Dans les Documents diplomatiques, ce que l’on appelle l‘ « Accord de Munich » est ainsi formulé :
« Les quatre Puissances, Allemagne, Royaume-Uni, France, Italie, – tenant compte de l’arrangement déjà réalisé en principe pour la cession à l’Allemagne des territoires des Allemands des Sudètes – sont convenues des dispositions et conditions suivantes, réglementant ladite cession et les mesures qu’elle comporte. » (Documents diplomatiques, op. cit., page 11)

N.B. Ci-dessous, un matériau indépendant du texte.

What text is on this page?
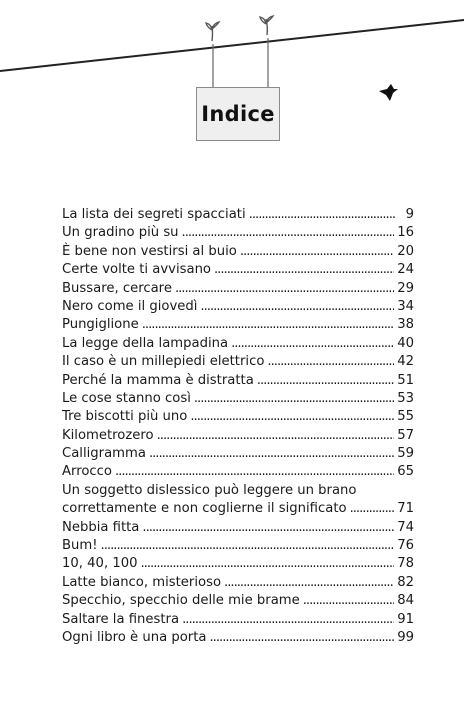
Indice
La lista dei segreti spacciati . . .	9
Un gradino più su . . .	16
È bene non vestirsi al buio . . .	20
Certe volte ti avvisano . . .	24
Bussare, cercare . . .	29
Nero come il giovedì . . .	34
Pungiglione . . .	38
La legge della lampadina . . .	40
Il caso è un millepiedi elettrico . . .	42
Perché la mamma è distratta . . .	51
Le cose stanno così . . .	53
Tre biscotti più uno . . .	55
Kilometrozero . . .	57
Calligramma . . .	59
Arrocco . . .	65
Un soggetto dislessico può leggere un brano
correttamente e non coglierne il significato . . .	71
Nebbia fitta . . .	74
Bum! . . .	76
10, 40, 100 . . .	78
Latte bianco, misterioso . . .	82
Specchio, specchio delle mie brame . . .	84
Saltare la finestra . . .	91
Ogni libro è una porta . . .	99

Parmi les dispositions et conditions énoncées, nous n’indiquerons ici que celles-ci qui montrent que tout doit être expédié au plus vite… Ni l’avis éventuel de l’Union soviétique, ni celui de la Tchécoslovaquie qui n’ont pas été, l’une ou l’autre, consultées, ne comptent…
« 1° L’évacuation commencera le 1er octobre. […]
4° L’occupation progressive par les troupes du Reich des territoires de prédominance allemande commencera le 1er octobre. » (Idem, page 11)
Quant à la dynamique engagée à l’échelle continentale par un processus qui ne demande manifestement qu’à se répéter, l’annexe numéro 2 ne permet pas de la mettre en doute une seule seconde :
« Les Chefs des Gouvernements des quatre Puissances déclarent que le problème des minorités polonaise et hongroise en Tchécoslovaquie, s’il n’est pas réglé dans les trois mois par un accord entre les Gouvernements intéressés, sera l’objet d’une autre réunion des Chefs des Gouvernements des quatre Puissances aujourd’hui assemblées. » (Idem, page 12)
Autrement dit : une fois la Tchécoslovaquie pulvérisée, l’U.R.S.S. n’aura plus qu’à bien se tenir !…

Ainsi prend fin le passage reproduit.